Court Blocks CMS Ability to Recover Overpayments from Medicare Advantage

Overpayments in the Medicare Advantage (MA) program continue to be a significant problem for the federal government, and the problem may have just gotten harder to tackle. Last month, a federal district court vacated the Centers for Medicare & Medicaid Services’ (CMS) 2023 Risk Adjustment Data Validation (RADV) rule – a rule that the CMS uses to recoup MA overpayments – ruling that it was a technical violation of the Administrative Procedures Act (APA).

Congress should step in to empower CMS’ oversight of MA plans and help encourage overpayment recovery by codifying their RADV authority. Alternatively, or additionally, the Trump Administration could restart the rulemaking process to reinstate the authority in an APA-compliant manner.

The RADV program is a tool CMS uses to identify and recover overpayments to MA. Only a few months ago, CMS touted its commitment to beefing up this program, leveraging the 2023 final rule.
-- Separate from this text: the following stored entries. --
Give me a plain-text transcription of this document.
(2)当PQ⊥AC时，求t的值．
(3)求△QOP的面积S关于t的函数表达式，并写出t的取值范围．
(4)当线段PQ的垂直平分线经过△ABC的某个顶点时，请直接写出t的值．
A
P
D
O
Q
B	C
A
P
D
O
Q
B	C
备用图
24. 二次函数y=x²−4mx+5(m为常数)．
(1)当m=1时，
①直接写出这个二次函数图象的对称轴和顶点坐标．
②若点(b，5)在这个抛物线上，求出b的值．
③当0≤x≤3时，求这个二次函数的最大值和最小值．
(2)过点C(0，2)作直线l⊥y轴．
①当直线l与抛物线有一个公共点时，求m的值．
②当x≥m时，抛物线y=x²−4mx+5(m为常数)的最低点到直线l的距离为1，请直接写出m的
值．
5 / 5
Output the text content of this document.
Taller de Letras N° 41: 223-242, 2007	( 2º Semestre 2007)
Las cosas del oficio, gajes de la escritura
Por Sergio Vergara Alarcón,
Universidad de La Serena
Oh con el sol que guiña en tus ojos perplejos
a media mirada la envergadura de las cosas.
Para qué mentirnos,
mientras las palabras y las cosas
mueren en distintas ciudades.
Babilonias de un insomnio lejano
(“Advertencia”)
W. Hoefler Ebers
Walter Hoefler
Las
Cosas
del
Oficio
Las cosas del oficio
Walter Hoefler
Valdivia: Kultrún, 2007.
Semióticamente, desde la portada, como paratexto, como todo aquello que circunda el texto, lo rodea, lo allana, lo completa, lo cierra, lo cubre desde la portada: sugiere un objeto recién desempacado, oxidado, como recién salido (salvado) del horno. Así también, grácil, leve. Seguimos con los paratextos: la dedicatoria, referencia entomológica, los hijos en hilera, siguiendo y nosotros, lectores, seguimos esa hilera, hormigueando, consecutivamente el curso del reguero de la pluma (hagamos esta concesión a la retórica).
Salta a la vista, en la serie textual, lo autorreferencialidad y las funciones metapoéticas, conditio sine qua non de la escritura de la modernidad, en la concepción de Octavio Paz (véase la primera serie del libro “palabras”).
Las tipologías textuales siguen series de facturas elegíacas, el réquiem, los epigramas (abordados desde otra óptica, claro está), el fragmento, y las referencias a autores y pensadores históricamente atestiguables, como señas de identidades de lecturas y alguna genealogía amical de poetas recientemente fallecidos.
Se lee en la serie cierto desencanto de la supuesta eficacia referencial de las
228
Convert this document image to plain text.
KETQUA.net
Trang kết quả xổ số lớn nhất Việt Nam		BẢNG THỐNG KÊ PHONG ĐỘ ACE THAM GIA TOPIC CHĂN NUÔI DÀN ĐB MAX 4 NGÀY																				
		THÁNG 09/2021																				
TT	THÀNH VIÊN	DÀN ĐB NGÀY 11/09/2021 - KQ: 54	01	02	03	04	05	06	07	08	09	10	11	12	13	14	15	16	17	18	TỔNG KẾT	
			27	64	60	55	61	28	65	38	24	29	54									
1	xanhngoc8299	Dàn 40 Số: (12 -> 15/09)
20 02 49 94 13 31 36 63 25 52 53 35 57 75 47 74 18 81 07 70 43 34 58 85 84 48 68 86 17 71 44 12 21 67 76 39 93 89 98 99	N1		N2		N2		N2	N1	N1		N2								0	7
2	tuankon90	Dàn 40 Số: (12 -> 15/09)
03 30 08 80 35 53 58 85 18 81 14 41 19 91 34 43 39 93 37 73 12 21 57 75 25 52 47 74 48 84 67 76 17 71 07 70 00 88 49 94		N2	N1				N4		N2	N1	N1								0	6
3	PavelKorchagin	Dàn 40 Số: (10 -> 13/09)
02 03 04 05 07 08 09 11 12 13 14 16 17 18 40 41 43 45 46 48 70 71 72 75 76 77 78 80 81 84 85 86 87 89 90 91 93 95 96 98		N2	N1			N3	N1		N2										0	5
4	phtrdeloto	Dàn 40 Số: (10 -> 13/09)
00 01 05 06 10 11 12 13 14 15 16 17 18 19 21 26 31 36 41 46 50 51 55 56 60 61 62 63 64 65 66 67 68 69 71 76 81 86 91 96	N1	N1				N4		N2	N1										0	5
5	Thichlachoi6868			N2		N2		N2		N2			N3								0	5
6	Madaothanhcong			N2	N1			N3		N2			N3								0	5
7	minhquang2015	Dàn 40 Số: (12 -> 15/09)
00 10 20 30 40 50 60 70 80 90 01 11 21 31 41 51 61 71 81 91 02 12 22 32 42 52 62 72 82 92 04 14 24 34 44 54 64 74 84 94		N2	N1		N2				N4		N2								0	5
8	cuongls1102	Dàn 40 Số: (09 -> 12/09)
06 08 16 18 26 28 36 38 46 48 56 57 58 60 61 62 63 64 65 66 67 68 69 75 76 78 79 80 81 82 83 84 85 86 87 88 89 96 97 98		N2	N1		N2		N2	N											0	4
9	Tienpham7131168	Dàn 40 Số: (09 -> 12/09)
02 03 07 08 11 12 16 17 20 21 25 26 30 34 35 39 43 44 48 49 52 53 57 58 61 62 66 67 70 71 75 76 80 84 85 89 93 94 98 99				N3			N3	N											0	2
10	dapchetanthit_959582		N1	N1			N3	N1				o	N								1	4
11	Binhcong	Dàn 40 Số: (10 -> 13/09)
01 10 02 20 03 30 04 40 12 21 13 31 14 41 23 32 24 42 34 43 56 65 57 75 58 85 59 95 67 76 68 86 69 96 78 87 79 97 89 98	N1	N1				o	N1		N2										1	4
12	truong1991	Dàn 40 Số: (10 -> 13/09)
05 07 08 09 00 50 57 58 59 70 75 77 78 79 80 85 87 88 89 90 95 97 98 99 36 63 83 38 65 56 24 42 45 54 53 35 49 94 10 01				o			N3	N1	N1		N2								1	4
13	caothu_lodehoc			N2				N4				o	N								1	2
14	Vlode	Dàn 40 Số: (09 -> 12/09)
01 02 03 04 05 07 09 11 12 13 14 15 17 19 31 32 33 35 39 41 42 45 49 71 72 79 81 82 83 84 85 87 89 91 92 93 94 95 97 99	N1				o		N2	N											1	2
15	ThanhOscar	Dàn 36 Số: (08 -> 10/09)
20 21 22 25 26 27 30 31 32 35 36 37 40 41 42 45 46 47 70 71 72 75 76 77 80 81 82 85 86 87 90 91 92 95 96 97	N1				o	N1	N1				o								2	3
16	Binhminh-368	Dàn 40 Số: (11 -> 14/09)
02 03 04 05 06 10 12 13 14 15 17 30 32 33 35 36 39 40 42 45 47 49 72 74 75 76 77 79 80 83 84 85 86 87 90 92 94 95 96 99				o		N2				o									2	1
Through RADV, CMS audits medical records to ensure that the diagnoses listed are appropriately supported with documentation. Without these audits, MA could add more diagnoses and receive higher risk-adjusted payments. This is important because plans are paid more when enrollees have multiple or serious diagnoses. Past audits have shown that MA plans often list diagnosis codes for enrollees that are not reflected by their medical records, garnering higher federal payments than the plans deserve.

On September 25, 2025, the U.S. District Court for the Northern District of Texas vacated the 2023 rule that lays out RADV requirements. The court found that CMS violated the Administrative Procedure Act’s requirements to follow a thorough notice and comment process. Specifically, the court ruled that the final 2023 rule did not sufficiently stem from the preliminary rule put forward in 2018. As a result, the opinion halted two audit tools that were key to CMS recovering significant overpayments.

The first tool involves CMS’s authority to extrapolate audit findings. CMS divides plan members into different tiers based on risk, identifies the percentage of errors within each, and extrapolates that percentage to the entire tier. In this way, CMS can recover greater overpayments with fewer audits using statistically valid sampling methods.

The second tool is called the “Fee-for-Service Adjuster (FFS Adjuster),” and sets the FFS error rate as a benchmark to compare MA to FFS. When CMS applies the FFS Adjuster, MA plans are only penalized if errors exceed the FFS Adjuster rate. CMS’ final rule removed the FFS Adjuster, holding MA to a higher standard and increasing recoveries. However, the court ruling forces CMS to reimplement the FFS Adjuster, so CMS will recover less in overpayments.

CMS has not announced whether they will appeal the court’s decision. Without an appeal, CMS would likely have to go through the full rulemaking process again and delay implementation of this commonsense program integrity measure.

Alternatively, Congress could avoid a long rulemaking process by codifying key audit authorities in statute. Specifically, Congress could mandate that CMS implement the extrapolation methods and eliminate the FFS Adjuster. Congress could go even further to reduce waste in the MA program, for example, by lowering the benchmark payment to MA plans, raising the minimum “upcoding” adjustment from 5.9 percent, and eliminating the techniques plans use to make beneficiaries look sicker, such as health risk assessments.

Given our estimate of $1.2 trillion of MA overpayments over ten years, Congress should take action now to exercise oversight over the MA program.